APG to Honor Student and/or Young Professional with Strong Interest in Developing a Career in Genealogy
WHEAT RIDGE, Colo., 23 June 2014—The Association of Professional Genealogists (APG®) is now accepting applications for the APG Young Professional Scholarship. Requirements have been revised to reflect current economic and educational trends and to be more inclusive of young parents, military personnel, home school candidates, students, and those currently employed between the ages of 18-29. The scholarship goes to a student and/or young professional who aspires to a professional career in genealogy. The scholarship includes a registration for the APG Professional Management Conference (PMC) and a stipend of up to $1,000 to defray costs of travel and lodging at the conference. The winner will be announced in August 2014 for attendance at the APG PMC 2015, which will take place in Salt Lake City on 8–9 January 2015.

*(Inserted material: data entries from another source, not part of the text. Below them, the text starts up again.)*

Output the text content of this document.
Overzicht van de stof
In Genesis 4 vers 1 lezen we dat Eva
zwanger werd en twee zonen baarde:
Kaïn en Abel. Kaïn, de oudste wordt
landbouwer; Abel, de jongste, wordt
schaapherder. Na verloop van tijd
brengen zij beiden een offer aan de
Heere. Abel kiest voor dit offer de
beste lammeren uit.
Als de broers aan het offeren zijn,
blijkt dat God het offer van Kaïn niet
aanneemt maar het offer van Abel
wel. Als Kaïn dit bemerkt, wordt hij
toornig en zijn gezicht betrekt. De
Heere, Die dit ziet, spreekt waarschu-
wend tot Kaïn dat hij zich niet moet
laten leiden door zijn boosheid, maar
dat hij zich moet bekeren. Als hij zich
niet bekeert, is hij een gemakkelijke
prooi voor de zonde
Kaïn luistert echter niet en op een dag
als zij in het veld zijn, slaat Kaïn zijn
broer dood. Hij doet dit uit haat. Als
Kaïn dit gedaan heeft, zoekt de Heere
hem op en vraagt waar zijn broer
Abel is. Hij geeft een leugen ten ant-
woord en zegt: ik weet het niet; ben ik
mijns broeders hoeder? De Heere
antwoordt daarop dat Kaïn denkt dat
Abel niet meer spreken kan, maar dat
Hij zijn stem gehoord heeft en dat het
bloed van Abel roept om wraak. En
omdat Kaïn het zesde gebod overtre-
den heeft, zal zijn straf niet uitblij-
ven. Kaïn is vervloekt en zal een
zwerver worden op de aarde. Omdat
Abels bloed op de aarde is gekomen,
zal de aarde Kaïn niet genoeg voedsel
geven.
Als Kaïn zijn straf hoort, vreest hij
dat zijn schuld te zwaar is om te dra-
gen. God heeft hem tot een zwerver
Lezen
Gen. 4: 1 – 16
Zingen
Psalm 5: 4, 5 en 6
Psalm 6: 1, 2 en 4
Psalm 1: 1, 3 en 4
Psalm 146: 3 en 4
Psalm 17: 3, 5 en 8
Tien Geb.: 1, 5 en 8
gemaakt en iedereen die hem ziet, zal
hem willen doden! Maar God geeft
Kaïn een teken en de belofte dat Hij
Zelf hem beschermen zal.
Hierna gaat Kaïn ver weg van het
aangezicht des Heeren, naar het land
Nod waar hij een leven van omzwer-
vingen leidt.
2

“It is exciting to see so many young people involved in genealogy, and we are thrilled to be able to support an up-and-coming professional genealogist with this scholarship,” said Kimberly T. Powell, APG President. “Our APG Professional Management Conference offers a unique opportunity to learn more about the business of genealogy and explore advanced genealogical topics, while networking with other professionals. We look forward to receiving many applications.”
APG Youth Scholarship Eligibility and Application Details
Eligible applicants are between the ages of 18 and 29 as of 1 January of 2014. This is open to a student, young professional, young parents, military personnel, home school, and currently employed individuals. You may apply for yourself, or on behalf of a worthy candidate.
Applications should contain the following: name; address; main contact phone number; email address; school name and/or school address (if applicable); list of extracurricular activities (including student organizations and volunteer activities); a general letter of recommendation; a letter of recommendation from an individual who has witnessed the applicant’s interest in genealogy; and short answers (500 to 750 words) to two questions. The questions are:
1) Discuss a specific record collection, media, digital source or other resource that has significantly changed your perspective about family history or research strategy along with the pros and cons of that record source, and how you used it to resolve a genealogical problem.
2) What do you envision a genealogical career will encompass in the next five years and how do you see yourself involved then?